Bergson, Whithead and Einstein

Tree Frog

 Rock on Tommy! A man called Zeno said this : We can never move beyond a single point, we are where we are, and where we are is made by yesterday. Our Man Bergson didn't accept this idea. He said it's not about points, leave that to people who did Geometry. For us people time was mobile. Where we are now is made by yesterday, but it's not yesterday as a dead weight, it's yesterday flowing into now. A snowball rolling and gathering, a yesterday packed into Zeno's now and into your now.

 Zeno, Berson suggested, was measuring space not time, and in the 1920's, with his paradigm shift of relativity so was Einstein. 

 I seem to increasingly prefer words related to phenomena and less related to experience when thinking about awareness and the feelings that which ever way I look at it seem to dominate awareness. There's too much My and Me in experience. I think the indivualizing of awareness might be a cultural "phenomenon." 

 When I look at me, and my reaction I find myself seeing my thoughts in two mirrors. The first mirror is How it effects me and the other mirror is How others expect me to react. You're right both mirrors contain cushions, both mirrors reflect a past, and both mirrors have an idea of the future which is colored by a past built of experiences, experiences which have been colored by the value a culture has placed on the individual and expects from a person.

 I do see why Kant might disparage Bergson for being a touchy feely cul-de-sac. But I do find myself really hoping Bergson is correct.

 Kant wanted the mind to be a supreme, orderly judge sitting above the world, sorting phenomena into neat, sterile filing cabinets of space and time. He wanted control. He wanted the security of a well-tutored system.

 But Bergson - and Walking Stewart before him - offered the terrifying, beautiful alternative, that we are embedded in the duration. If Bergson is right, you don't need the two mirrors to tell you who you are or how to feel. You can drop below the surface chatter of the "Me" and feel the actual, un-mediated surge of the vital impetus (élan vital) moving through you.

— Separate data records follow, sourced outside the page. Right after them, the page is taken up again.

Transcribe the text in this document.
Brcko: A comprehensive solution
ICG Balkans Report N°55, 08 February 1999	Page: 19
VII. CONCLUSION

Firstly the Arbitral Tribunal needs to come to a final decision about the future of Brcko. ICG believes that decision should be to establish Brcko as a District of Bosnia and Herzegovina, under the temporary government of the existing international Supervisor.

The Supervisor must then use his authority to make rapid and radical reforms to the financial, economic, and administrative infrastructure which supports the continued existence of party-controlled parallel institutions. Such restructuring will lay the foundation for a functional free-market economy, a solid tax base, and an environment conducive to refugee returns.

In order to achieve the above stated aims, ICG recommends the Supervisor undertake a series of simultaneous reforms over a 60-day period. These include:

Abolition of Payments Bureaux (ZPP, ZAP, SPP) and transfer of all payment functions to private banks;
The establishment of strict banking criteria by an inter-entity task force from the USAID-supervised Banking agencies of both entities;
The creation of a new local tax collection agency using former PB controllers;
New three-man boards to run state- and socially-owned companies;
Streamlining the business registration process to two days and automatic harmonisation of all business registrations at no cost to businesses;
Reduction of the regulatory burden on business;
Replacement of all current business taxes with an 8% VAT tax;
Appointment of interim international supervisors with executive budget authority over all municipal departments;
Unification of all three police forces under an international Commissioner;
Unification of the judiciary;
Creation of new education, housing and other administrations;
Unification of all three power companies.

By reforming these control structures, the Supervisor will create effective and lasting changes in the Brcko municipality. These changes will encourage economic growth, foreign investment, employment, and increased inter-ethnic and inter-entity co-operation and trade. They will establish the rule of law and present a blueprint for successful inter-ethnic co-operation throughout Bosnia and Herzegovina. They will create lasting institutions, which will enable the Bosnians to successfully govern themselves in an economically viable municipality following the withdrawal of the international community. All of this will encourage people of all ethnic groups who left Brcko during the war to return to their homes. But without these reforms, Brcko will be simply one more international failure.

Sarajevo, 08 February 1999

 I should mention Whitehead, who took Bergson's back-row idea placed it in the front row by tutoring it with points. Another time perhaps.

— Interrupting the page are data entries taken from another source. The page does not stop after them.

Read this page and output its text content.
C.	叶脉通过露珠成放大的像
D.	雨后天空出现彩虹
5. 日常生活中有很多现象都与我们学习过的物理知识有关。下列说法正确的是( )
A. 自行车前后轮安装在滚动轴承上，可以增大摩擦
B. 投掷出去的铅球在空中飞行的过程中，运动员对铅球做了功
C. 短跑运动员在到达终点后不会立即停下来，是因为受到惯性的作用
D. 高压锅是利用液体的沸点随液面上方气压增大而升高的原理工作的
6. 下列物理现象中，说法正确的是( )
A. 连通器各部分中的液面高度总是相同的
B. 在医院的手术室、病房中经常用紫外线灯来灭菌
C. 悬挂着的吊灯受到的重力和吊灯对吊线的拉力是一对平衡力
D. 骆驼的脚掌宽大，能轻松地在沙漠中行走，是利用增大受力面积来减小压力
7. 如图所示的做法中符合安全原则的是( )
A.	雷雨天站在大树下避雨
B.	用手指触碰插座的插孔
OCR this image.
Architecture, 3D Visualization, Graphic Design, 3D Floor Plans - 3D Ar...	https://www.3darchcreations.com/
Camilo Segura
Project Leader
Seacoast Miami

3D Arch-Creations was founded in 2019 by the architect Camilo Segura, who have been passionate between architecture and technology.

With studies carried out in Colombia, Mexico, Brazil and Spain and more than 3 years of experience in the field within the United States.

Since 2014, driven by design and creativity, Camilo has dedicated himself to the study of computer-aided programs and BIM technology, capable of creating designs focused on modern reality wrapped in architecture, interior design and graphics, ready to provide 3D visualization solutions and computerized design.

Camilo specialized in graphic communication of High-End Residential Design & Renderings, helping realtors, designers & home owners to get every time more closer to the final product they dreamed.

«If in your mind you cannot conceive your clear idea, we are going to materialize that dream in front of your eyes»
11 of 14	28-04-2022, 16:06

The Wisest of Men meets Camus.

Tutored Lane

 Where are we in our world tour of bygone, present and future times as we look for cushions to battle the authenticity of greed, buffoonary, un-tutored power and the absurdity of it all. 

 The tutored cushion can easily become an anesthetic. It softens the blows of the system just enough so that the back row doesn't pitchfork the rich, while ensuring the extraction of the iron ore continues without interruption. It turns the tragedy of the human condition into an administrative problem.

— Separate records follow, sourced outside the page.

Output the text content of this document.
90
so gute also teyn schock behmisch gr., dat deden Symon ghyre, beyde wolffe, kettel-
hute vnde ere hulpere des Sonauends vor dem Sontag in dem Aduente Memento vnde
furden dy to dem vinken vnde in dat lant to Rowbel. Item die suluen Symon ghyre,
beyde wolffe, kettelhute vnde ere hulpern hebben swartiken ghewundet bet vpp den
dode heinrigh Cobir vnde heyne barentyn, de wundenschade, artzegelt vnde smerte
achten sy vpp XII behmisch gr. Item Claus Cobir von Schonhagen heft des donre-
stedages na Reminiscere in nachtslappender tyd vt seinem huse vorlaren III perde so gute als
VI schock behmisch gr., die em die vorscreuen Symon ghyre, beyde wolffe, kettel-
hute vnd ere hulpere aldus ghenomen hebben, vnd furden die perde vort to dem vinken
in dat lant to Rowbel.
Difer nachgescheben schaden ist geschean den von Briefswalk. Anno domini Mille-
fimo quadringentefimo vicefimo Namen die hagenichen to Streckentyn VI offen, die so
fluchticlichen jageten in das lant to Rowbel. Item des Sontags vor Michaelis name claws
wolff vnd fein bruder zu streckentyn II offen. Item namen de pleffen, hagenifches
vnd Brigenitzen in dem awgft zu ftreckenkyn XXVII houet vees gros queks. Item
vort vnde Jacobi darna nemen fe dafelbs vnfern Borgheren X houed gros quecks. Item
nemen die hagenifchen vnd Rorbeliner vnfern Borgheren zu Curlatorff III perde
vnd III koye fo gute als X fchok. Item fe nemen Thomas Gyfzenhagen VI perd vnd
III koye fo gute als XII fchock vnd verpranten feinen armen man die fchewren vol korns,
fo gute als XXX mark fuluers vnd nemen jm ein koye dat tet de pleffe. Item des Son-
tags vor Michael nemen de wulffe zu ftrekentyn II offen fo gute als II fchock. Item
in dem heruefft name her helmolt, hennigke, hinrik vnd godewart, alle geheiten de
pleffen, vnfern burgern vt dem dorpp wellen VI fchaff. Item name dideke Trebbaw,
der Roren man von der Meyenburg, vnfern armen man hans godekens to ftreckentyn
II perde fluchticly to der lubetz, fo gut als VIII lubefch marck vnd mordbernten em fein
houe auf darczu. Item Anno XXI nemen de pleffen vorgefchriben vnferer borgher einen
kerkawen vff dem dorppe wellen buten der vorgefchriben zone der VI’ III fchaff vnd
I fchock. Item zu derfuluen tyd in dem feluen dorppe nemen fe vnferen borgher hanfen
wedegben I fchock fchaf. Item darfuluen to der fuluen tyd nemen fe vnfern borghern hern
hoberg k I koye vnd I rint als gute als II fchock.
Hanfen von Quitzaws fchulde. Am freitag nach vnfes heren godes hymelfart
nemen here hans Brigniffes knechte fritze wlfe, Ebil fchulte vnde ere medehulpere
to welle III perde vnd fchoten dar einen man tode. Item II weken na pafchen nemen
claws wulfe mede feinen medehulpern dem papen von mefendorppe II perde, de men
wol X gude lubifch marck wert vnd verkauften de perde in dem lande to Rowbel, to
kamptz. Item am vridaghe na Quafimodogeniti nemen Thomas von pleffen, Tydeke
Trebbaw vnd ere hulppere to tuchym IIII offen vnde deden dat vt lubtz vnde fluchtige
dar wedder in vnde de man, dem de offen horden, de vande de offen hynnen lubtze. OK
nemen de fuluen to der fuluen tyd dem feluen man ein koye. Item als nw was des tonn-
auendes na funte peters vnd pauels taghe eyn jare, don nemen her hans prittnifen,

 Yes, in many ways, by standing up for a Philosophy of Answerlessness, we are absolutely pulling Socrates out of the marble tomb the front row built for him and we are putting him back on the dirt road where he belongs.

 When the Oracle of Delphi declared that Socrates was the wisest man in Athens, Socrates didn't puff his chest out like an emperor or a modern billionaire. He went into a crisis. He spent the rest of his life interviewing the "tutored" elites - the politicians, the poets, the master artisans - trying to prove the Oracle wrong.

 And thusly Socrates achieved his ultimate, back-row conclusion : "I am the wisest man alive, for I know one thing, and that is that I know nothing." Yes indeed, he drank the poison with absolute, serene composure. Before the cold reached his heart, his last words to his friend were: "Crito, we owe a cock to Asclepius. Please pay it, and don't forget."

 Asclepius is the god of healing. By asking his friends to offer a sacrifice of a cockeral to Asclepius the healer, Socrates was dropping the back-row one last bead of cosmic irony

 "Life," the Wisest of men might have said "Under the tyranny of ready-made answers is the sickness. Death is the cure. I am finally being healed."

 Let's call it the exact, defiant revolt that Camus was talking about. Socrates didn't run away, and he didn't weep; he looked the absolute absurdity of his execution square in the face, accepted the parameters of his physical reality, and kept his curiosity intact right up until his eyes closed and the photons of life left him. He didn't let the executioner break his footing on that rope across the abyss.